27229, Ath-Thahawiy dalam Syarh Musykiilil-Aatsaar 11/354-355 no. 4492,
dan Ath-Thabaraaniy dalam Al-Kabiir 2/279 no. 2167; dishahihkan oleh
Al-Arna’uth dkk.].
بَادِرُوا
الصُّبْحَ بِالْوِتْرِ
“Segera
lakukanlah shalat witir sebelum Shubuh” [Diriwayatkan oleh Muslim no. 750, Abu
Daawud no. 1436, dan At-Tirmidziy no. 467].
اجْعَلُوا
آخِرَ صَلَاتِكُمْ بِاللَّيْلِ وِتْرًا
“Jadikanlah
akhir shalat malam kalian dengan shalat witir” [Diriwayatkan oleh
Al-Bukhaariy no. 472 & 998 dan Muslim no. 751].
Seandainya seseorang pada malam hari
tidak melakukan shalat witir tanpa ‘udzur, atau ia memang tidak terbiasa
melakukannya, maka tidak boleh dikerjakan pada pagi atau siang harinya. Rasulullah
shallallaahu ‘alaihi wa sallam bersabda:
مَنْ أَدْرَكَهُ
الصُّبْحُ وَلَمْ يُوتِرْ، فَلا وِتْرَ لَهُ
“Barangsiapa yang menjumpai waktu
Shubuh sementara ia belum melakukan witir, maka tidak ada witir baginya”

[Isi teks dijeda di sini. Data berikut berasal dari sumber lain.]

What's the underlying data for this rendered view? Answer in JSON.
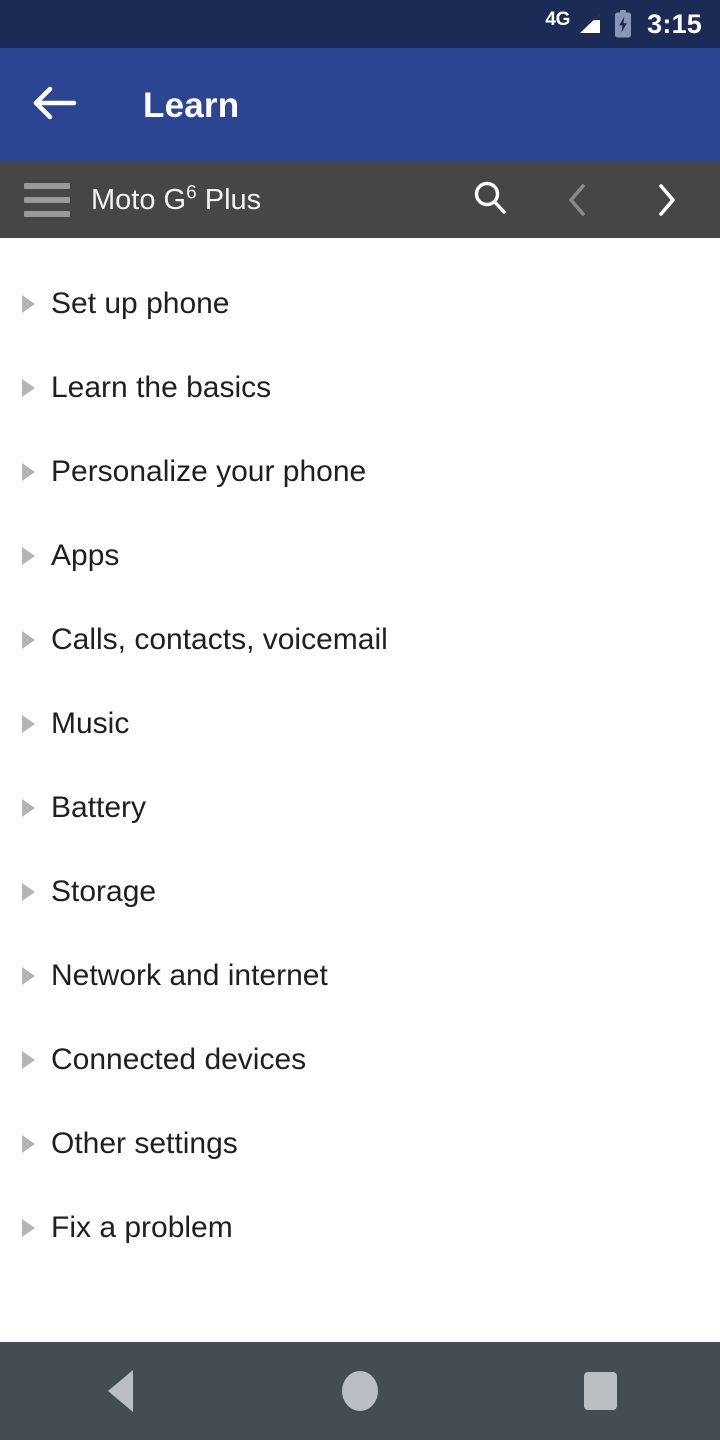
{
  "status_bar": {
    "network_label": "4G",
    "signal_icon": "signal-bars-full-icon",
    "battery_icon": "battery-charging-icon",
    "time": "3:15",
    "background_color": "#1C2B56"
  },
  "app_bar": {
    "back_icon": "arrow-left-icon",
    "title": "Learn",
    "background_color": "#2C4593",
    "text_color": "#FFFFFF"
  },
  "sub_bar": {
    "menu_icon": "hamburger-menu-icon",
    "device_name_prefix": "Moto G",
    "device_name_superscript": "6",
    "device_name_suffix": " Plus",
    "background_color": "#464646",
    "actions": [
      {
        "name": "search-icon",
        "label": "Search",
        "enabled": true
      },
      {
        "name": "chevron-left-icon",
        "label": "Previous",
        "enabled": false
      },
      {
        "name": "chevron-right-icon",
        "label": "Next",
        "enabled": true
      }
    ]
  },
  "content": {
    "bullet_icon": "triangle-right-bullet-icon",
    "bullet_color": "#B3B3B3",
    "items": [
      {
        "label": "Set up phone"
      },
      {
        "label": "Learn the basics"
      },
      {
        "label": "Personalize your phone"
      },
      {
        "label": "Apps"
      },
      {
        "label": "Calls, contacts, voicemail"
      },
      {
        "label": "Music"
      },
      {
        "label": "Battery"
      },
      {
        "label": "Storage"
      },
      {
        "label": "Network and internet"
      },
      {
        "label": "Connected devices"
      },
      {
        "label": "Other settings"
      },
      {
        "label": "Fix a problem"
      }
    ]
  },
  "nav_bar": {
    "background_color": "#434D52",
    "buttons": [
      {
        "name": "android-back-icon",
        "label": "Back"
      },
      {
        "name": "android-home-icon",
        "label": "Home"
      },
      {
        "name": "android-recents-icon",
        "label": "Recent apps"
      }
    ]
  }
}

[Diriwayatkan oleh Ath-Thayaalisiy no. 2306, Ibnu Khuzaimah 2/148 no. 1092, Ibnu
Hibbaan 6/168-169 no. 2408, Al-Haakim 1/301-302, dan Al-Baihaqiy 2/478 (672)

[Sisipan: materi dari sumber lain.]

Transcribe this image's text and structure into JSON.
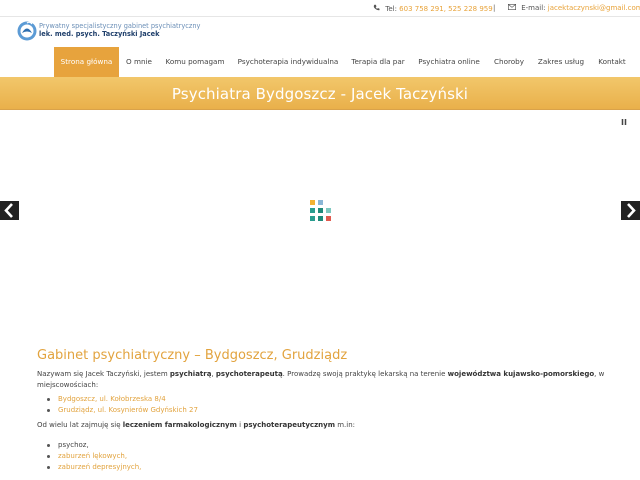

no. 4514; dishahihkan oleh Al-Arna’uth dalam takhriij-nya terhadap Shahiih
Ibni Hibbaan].
Adapun sabda Rasulullah shallallaahu
‘alaihi wa sallam:
مَنْ نَامَ
عَنْ وِتْرِهِ أَوْ نَسِيَهُ فَلْيُصَلِّهِ إِذَا ذَكَرَهُ
“Barangsiapa yang tertidur dari
shalat witirnya atau lupa mengerjakannya, hendaknya ia mengerjakan shalat
tersebut ketika ia mengingatnya” [Diriwayatkan oleh Abu Daawud no. 1431,
At-Tirmidziy no. 465, Ahmad 3/31 & 44, dan Abu Ya’laa no. 1114; dishahihkan
oleh Al-Albaaniy dalam Shahiih Sunan Abi Daawud 1/394].

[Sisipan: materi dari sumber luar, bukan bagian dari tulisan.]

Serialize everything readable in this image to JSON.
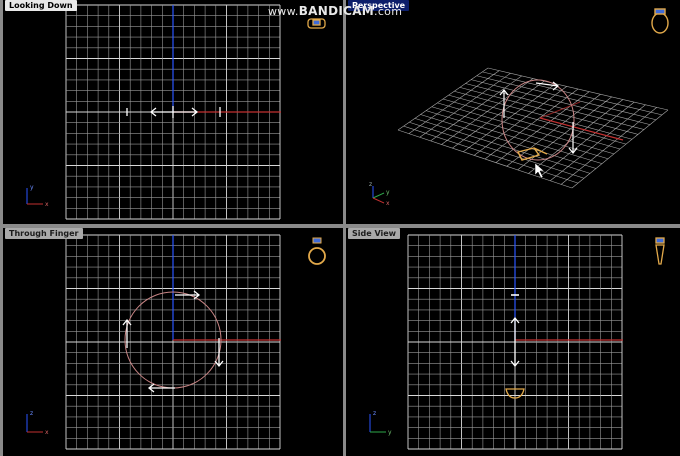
{
  "watermark": {
    "prefix": "www.",
    "brand": "BANDICAM",
    "suffix": ".com"
  },
  "viewports": {
    "top": {
      "title": "Looking Down"
    },
    "perspective": {
      "title": "Perspective"
    },
    "front": {
      "title": "Through Finger"
    },
    "side": {
      "title": "Side View"
    }
  },
  "axes": {
    "top": [
      "y",
      "x"
    ],
    "front": [
      "z",
      "x"
    ],
    "side": [
      "z",
      "y"
    ],
    "perspective": [
      "z",
      "y",
      "x"
    ]
  },
  "colors": {
    "grid": "#bdbdbd",
    "axis_y": "#2a55ff",
    "axis_x": "#d03030",
    "ring": "#e2a94a",
    "arrow": "#ffffff",
    "circle": "#c98585"
  }
}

Maka, Al-Imaam Maalik bin Anas rahimahullah
menjelaskan:
وَإِنَّمَا
يُوتِرُ بَعْدَ الْفَجْرِ مَنْ نَامَ عَنِ الْوِتْرِ، وَلَا يَنْبَغِي لِأَحَدٍ أَنْ
يَتَعَمَّدَ ذَلِكَ حَتَّى يَضَعَ وِتْرَهُ بَعْدَ الْفَجْرِ
“Dan shalat witir setelah Shubuh
hanyalah bagi orang yang tertidur dari shalat witir. Dan tidak boleh bagi
seorang pun menyengaja mengerjakan shalat witirnya setelah Shubuh” [Al-Muwaththa’
1/510].
Keberadaan ‘udzur ini juga
dijelaskan hadits lain yang diriwayatkan oleh ‘Aaisyah radliyallaahu ‘anhaa:
إِذَا غَلَبَهُ
نَوْمٌ أَوْ وَجَعٌ عَنْ قِيَامِ اللَّيْلِ، صَلَّى مِنَ النَّهَارِ ثِنْتَيْ عَشْرَةَ
رَكْعَةً
“Apabila beliau dikuasai oleh
tidur atau sakit terhadap (pelaksanaan) shalat malam, maka beliau shalat di
waktu siangnya sebanyak dua belas rakaat” [Diriwayatkan oleh Muslim
no. 746].
Dan itu sesuai dengan keumuman sabda
Nabi shallallaahu ‘alaihi wa sallam:
مَنْ نَامَ
عَنْ صَلاةٍ فَلْيُصَلِّ إِذَا اسْتَيْقَظَ، وَمَنْ نَسِيَ صَلاةً فَلْيُصَلِّ إِذَا
ذَكَرَ
“Barangsiapa
yang tertidur dari shalat, hendaklah ia shalat ketika ia bangun. Dan
barangsiapa yang lupa shalat, hendaklah ia shalat ketika ia ingat”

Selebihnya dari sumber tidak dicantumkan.